M. Legault promet aussi de ne pas décevoir sur les questions d’intégrité. «Moi, j’ai un immense avantage : je ne dois rien à personne. Je suis indépendant financièrement et je ne dois rien à personne. J’ai toujours fait attention de ne pas demander de faveur et je n’en donnerai pas. Ça va être la compétence.»

Il a déjà identifié les deux personnes de son équipe qui piloteront ce dossier : «J’ai deux gros atouts, Sonia LeBel et Simon Jolin-Barrette. Je veux m’assurer qu’on prenne toutes les mesures pour qu’il n’y ait pas de corruption, de collusion, qu’on arrête de nommer des petits amis, qu’on arrête de donner des contrats à des petits amis. Si on veut rebâtir la confiance et réduire le cynisme de la population, il faut être irréprochable et il faut mettre les mécanismes aux bonnes places. Je pense que Simon et Sonia vont être géniaux pour faire ça.»

François Legault donne son plein appui au Marché du carbone, qu’il estime préférable à une taxe sur le carbone parce qu’il a un effet motivateur pour les entreprises performantes qui peuvent vendre des crédits. Mais c’est du côté de l’hydroélectricité que va sa préférence. «Moi, je me dis que la plus grande contribution que pourrait faire le Québec pour sauver la planète, ce serait d’exporter de l’électricité dans le Nord-Est américain et remplacer des centrales au gaz et au charbon. Beaucoup plus que tous les systèmes de transport en commun, beaucoup plus que toutes les autos électriques, beaucoup plus que tout ce qu’on pourrait faire pour l’environnement.»

Il rêve de la mise en place d’un grand projet commun avec l’Ontario, le Nouveau-Brunswick et peut-être Terre-Neuve.

«Je ne comprends pas que l’Ontario s’apprête à investir 20 milliards $ pour rénover des centrales nucléaires. Leurs entreprises seraient plus compétitives et plus productives avec l’électricité du Québec.»

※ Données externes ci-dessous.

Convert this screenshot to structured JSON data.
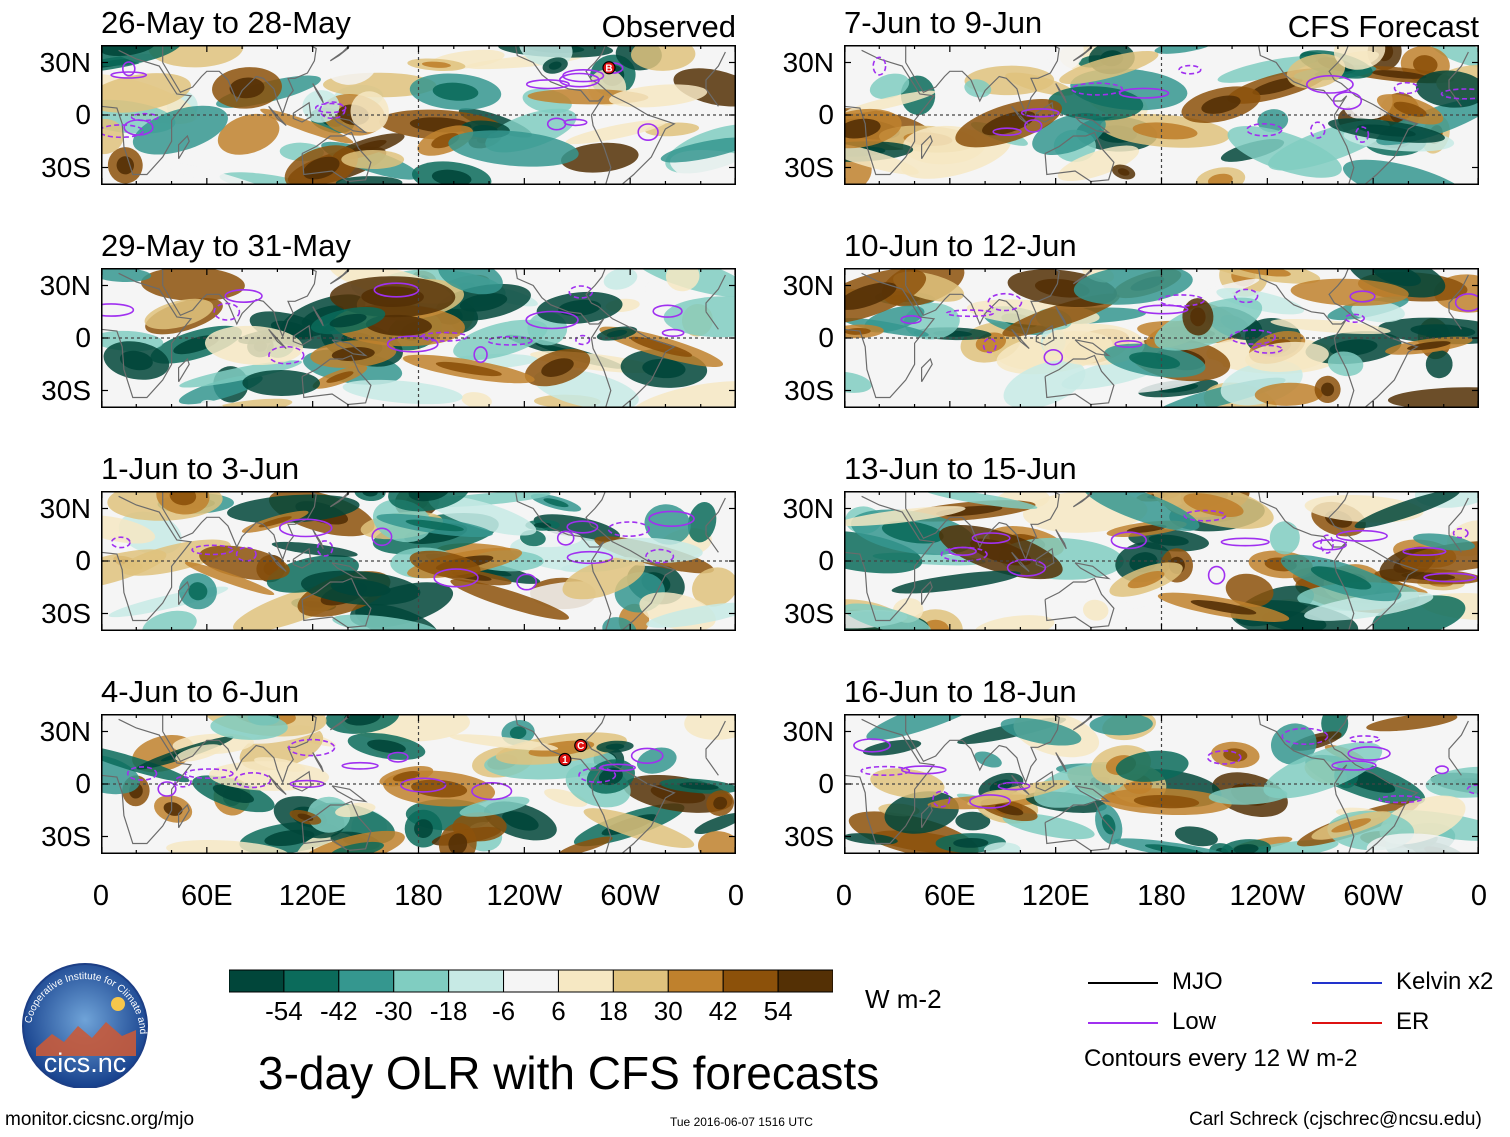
{
  "chart_data": {
    "type": "heatmap",
    "title": "3-day OLR with CFS forecasts",
    "units": "W m-2",
    "columns": [
      {
        "label": "Observed",
        "panels": [
          "26-May to 28-May",
          "29-May to 31-May",
          "1-Jun to 3-Jun",
          "4-Jun to 6-Jun"
        ]
      },
      {
        "label": "CFS Forecast",
        "panels": [
          "7-Jun to 9-Jun",
          "10-Jun to 12-Jun",
          "13-Jun to 15-Jun",
          "16-Jun to 18-Jun"
        ]
      }
    ],
    "lat_ticks": [
      "30N",
      "0",
      "30S"
    ],
    "lat_range": [
      -40,
      40
    ],
    "lon_ticks": [
      "0",
      "60E",
      "120E",
      "180",
      "120W",
      "60W",
      "0"
    ],
    "lon_range": [
      0,
      360
    ],
    "colorbar": {
      "bins": [
        -60,
        -48,
        -36,
        -24,
        -12,
        0,
        12,
        24,
        36,
        48,
        60
      ],
      "labels": [
        "-54",
        "-42",
        "-30",
        "-18",
        "-6",
        "6",
        "18",
        "30",
        "42",
        "54"
      ],
      "colors": [
        "#01463a",
        "#0b6b5b",
        "#35978f",
        "#80cdc1",
        "#c7eae5",
        "#f5f5f5",
        "#f6e8c3",
        "#dfc27d",
        "#bf812d",
        "#8c510a",
        "#543005"
      ]
    },
    "legend": [
      {
        "label": "MJO",
        "color": "#000000"
      },
      {
        "label": "Kelvin x2",
        "color": "#2233cc"
      },
      {
        "label": "Low",
        "color": "#a030f0"
      },
      {
        "label": "ER",
        "color": "#dd1111"
      }
    ],
    "contour_note": "Contours every 12 W m-2",
    "storm_markers": [
      {
        "panel": 0,
        "label": "B",
        "lon": 288,
        "lat": 27
      },
      {
        "panel": 3,
        "label": "C",
        "lon": 272,
        "lat": 22
      },
      {
        "panel": 3,
        "label": "1",
        "lon": 263,
        "lat": 14
      }
    ]
  },
  "footer": {
    "left": "monitor.cicsnc.org/mjo",
    "center": "Tue 2016-06-07 1516 UTC",
    "right": "Carl Schreck (cjschrec@ncsu.edu)"
  },
  "logo": {
    "text": "cics.nc",
    "ring_text": "Cooperative Institute for Climate and Satellites"
  }
}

M. Legault estime que la collaboration souhaitée pourrait passer par «une alliance énergétique», une «entreprise canadienne, possédée en partie par le Nouveau-Brunswick, en partie en partie par l’Ontario et peut-être d’autres provinces. Les activités actuelles d’Hydro-Québec restent dans Hydro-Québec, mais on pourrait s’associer avec l’Ontario, le Nouveau-Brunswick, pour les nouvelles activités.»

Pour le chef de la CAQ, ce genre de collaboration contribuerait à tout le Canada. «Le Canada aussi est moins riche que les États-Unis. Il y a un problème de productivité aussi au Canada. Alors de travailler avec le gouvernement fédéral sur le développement économique du Canada, j’aimerais ça parce qu’on a des défis communs.»